6. The tone at the top: Just as children are sensitive observers of elders’ behaviour, especially with respect to truth-telling and injustice, young managers are sensitive to judging their seniors’ behaviour more than their talk. I recall how in 1968, Prakash Tandon, legendary chairman of Hindustan Lever, drove home in his second-hand Fiat car after his last retirement function concluded. It left his driver, Bahadur, flabbergasted. In Tata, the lessons on ethics were noticed widely among young company managers when the Tata group blew the whistle on itself during the unfortunate Tata Finance “illegal transactions in stocks” episode dating back to 2001.

In short, my experience is that ethics, defined broader than just integrity, can be learnt even though it may be considered difficult to teach. It is done through the four principles listed earlier. These four principles work in family upbringing as well as in MBA teaching and corporate management training.

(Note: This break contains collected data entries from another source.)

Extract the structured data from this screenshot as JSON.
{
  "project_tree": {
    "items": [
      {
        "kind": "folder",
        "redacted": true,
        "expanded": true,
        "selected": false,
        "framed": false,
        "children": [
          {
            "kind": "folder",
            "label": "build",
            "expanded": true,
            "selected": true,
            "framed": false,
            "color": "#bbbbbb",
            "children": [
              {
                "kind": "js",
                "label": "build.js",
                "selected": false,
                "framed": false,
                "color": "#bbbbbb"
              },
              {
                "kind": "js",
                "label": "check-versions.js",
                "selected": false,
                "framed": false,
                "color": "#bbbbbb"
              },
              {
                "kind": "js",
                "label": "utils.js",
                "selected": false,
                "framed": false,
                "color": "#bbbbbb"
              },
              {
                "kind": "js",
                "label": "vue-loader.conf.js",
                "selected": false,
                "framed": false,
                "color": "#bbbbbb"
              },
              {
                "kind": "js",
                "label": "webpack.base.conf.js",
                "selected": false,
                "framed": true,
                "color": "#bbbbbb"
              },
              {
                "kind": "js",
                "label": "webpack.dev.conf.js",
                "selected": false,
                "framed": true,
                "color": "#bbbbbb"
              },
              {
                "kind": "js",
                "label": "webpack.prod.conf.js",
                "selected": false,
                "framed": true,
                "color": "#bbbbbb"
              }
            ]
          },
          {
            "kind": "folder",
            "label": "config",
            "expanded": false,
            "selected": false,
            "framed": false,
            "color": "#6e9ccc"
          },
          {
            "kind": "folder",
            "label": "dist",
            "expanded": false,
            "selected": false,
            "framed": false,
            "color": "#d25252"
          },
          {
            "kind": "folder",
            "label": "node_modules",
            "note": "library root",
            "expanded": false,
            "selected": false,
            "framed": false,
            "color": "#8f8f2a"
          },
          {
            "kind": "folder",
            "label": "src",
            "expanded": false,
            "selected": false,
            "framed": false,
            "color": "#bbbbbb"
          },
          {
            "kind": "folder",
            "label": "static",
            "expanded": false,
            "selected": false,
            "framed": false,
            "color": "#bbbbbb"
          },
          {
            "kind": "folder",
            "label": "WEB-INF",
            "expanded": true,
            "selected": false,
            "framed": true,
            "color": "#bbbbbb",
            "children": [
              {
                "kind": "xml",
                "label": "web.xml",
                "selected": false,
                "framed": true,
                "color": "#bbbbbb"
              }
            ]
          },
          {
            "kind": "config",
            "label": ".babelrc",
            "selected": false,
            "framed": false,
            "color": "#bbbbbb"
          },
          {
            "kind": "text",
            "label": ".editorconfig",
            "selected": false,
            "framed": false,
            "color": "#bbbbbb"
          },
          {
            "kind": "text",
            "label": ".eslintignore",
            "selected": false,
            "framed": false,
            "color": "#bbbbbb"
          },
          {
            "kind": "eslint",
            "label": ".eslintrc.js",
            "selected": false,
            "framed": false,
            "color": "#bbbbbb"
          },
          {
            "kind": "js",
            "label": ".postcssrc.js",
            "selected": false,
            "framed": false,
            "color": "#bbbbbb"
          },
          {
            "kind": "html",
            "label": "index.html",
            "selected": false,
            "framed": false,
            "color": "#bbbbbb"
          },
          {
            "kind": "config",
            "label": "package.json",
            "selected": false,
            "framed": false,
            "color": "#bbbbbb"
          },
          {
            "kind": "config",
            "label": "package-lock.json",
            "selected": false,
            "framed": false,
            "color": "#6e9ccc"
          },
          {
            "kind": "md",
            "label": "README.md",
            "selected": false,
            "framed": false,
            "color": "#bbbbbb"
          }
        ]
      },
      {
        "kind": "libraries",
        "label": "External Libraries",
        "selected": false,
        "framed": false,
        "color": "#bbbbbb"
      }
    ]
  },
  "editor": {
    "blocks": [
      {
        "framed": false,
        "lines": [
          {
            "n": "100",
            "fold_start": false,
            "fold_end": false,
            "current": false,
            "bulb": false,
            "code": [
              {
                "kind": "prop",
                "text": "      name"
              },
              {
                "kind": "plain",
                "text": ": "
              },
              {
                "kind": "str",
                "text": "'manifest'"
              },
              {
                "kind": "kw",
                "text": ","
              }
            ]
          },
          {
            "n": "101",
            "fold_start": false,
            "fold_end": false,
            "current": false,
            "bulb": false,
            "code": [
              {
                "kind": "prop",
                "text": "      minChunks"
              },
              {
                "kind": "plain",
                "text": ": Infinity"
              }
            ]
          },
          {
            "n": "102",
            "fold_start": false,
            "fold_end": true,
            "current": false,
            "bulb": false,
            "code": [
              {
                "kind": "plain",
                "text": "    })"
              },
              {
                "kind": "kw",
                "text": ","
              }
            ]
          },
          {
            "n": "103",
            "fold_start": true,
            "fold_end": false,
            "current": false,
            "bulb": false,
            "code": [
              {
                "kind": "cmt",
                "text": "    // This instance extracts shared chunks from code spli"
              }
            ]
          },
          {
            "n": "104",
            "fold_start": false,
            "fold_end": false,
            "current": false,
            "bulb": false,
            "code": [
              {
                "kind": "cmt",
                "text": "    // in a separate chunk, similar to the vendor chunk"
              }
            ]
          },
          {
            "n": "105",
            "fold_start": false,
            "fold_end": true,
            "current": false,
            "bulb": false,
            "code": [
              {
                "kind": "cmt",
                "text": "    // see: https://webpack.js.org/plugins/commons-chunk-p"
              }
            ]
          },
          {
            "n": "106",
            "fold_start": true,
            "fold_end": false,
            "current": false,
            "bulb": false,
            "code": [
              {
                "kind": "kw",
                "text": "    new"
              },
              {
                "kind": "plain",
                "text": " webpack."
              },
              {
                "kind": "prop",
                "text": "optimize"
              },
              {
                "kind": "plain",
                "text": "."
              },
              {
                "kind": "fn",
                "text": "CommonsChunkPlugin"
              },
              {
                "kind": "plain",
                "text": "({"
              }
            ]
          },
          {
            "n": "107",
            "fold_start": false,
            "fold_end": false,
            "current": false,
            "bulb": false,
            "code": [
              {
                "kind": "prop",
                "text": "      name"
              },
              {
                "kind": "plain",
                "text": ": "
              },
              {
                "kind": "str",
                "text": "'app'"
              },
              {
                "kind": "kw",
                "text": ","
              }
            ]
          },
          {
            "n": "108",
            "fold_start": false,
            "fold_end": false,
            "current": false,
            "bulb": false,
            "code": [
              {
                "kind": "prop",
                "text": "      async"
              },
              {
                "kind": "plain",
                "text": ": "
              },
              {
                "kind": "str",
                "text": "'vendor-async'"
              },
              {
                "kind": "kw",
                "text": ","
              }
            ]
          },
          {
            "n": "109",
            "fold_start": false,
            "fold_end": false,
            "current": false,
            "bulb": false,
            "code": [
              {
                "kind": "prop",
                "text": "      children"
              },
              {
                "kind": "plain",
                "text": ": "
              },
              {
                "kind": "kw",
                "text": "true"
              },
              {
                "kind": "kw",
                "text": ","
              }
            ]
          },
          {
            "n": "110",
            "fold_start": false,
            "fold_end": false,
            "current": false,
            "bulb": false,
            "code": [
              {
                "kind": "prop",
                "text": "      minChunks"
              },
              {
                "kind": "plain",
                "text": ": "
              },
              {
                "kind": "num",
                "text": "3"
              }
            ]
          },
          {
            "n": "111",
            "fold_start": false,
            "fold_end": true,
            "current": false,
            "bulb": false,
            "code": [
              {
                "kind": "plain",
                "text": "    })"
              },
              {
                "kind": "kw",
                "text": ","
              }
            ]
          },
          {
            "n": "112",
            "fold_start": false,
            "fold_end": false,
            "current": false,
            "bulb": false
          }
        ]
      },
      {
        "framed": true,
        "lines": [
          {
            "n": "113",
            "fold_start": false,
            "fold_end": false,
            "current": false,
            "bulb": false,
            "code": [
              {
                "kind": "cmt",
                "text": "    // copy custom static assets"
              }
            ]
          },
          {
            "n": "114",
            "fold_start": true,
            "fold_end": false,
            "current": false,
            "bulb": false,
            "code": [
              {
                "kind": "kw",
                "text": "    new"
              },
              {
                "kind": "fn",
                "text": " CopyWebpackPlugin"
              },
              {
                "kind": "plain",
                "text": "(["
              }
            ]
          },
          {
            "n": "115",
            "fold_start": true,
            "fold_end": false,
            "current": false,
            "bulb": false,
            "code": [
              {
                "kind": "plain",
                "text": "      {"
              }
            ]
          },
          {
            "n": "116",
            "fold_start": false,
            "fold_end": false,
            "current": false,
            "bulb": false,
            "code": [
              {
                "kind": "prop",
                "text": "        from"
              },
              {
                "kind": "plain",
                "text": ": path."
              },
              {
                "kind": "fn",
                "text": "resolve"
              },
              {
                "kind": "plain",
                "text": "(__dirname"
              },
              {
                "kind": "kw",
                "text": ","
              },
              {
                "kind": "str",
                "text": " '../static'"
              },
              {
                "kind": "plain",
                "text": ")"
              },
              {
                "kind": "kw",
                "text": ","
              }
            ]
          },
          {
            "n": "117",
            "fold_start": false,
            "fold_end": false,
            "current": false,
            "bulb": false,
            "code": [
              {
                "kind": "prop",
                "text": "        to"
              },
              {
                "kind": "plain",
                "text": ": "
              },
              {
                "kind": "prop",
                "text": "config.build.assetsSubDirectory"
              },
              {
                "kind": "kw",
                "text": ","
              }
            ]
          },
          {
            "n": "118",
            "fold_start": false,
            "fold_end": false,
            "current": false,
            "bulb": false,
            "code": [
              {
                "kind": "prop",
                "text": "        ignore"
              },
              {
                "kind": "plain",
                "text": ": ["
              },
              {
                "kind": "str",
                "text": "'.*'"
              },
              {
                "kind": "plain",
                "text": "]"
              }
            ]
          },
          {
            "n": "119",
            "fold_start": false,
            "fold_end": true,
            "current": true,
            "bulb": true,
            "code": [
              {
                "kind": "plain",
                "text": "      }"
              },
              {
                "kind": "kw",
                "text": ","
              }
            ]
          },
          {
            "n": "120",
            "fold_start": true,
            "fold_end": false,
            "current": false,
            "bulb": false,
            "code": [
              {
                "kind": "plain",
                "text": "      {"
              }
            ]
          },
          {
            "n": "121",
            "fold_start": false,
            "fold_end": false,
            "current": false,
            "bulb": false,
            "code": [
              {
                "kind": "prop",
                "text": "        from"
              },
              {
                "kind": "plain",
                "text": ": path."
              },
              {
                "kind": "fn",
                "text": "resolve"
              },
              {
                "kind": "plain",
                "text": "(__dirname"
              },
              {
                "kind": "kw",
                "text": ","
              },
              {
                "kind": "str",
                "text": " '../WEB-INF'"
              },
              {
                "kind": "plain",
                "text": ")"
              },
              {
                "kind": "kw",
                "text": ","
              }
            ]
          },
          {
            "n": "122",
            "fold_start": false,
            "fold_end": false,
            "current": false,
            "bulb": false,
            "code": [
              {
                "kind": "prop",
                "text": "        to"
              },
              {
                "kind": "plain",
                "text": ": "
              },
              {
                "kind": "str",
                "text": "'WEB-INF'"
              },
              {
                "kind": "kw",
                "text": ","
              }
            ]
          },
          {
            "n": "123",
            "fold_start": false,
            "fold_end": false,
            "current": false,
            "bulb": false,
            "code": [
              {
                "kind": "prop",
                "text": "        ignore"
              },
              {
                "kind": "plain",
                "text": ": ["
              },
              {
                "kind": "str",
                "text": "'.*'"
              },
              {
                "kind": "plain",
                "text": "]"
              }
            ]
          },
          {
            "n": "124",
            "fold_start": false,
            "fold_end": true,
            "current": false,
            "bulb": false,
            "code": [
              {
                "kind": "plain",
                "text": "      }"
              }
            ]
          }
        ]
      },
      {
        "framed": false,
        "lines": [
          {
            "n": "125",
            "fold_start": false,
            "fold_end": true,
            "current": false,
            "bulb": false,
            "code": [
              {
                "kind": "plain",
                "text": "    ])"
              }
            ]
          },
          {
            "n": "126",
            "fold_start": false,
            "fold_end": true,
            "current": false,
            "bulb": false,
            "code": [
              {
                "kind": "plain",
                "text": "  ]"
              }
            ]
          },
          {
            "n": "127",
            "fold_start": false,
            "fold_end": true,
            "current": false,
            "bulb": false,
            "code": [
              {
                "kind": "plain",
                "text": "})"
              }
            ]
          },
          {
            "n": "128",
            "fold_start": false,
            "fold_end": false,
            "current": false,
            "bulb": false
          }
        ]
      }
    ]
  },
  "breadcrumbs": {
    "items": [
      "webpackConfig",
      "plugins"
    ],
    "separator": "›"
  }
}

The techniques are limitless and allow ingenuity. The commitment to do something about imparting ethics training will be even more important in the future. You know why? Because competitive advantage, which used to be about physical assets, shifted to intellectual assets some 30 years ago. And in the coming 30 years, competitive advantage will shift from intellectual assets to ethical assets. The future will belong to strongly ethical companies and management institutes. Management trainers must engage with the subject.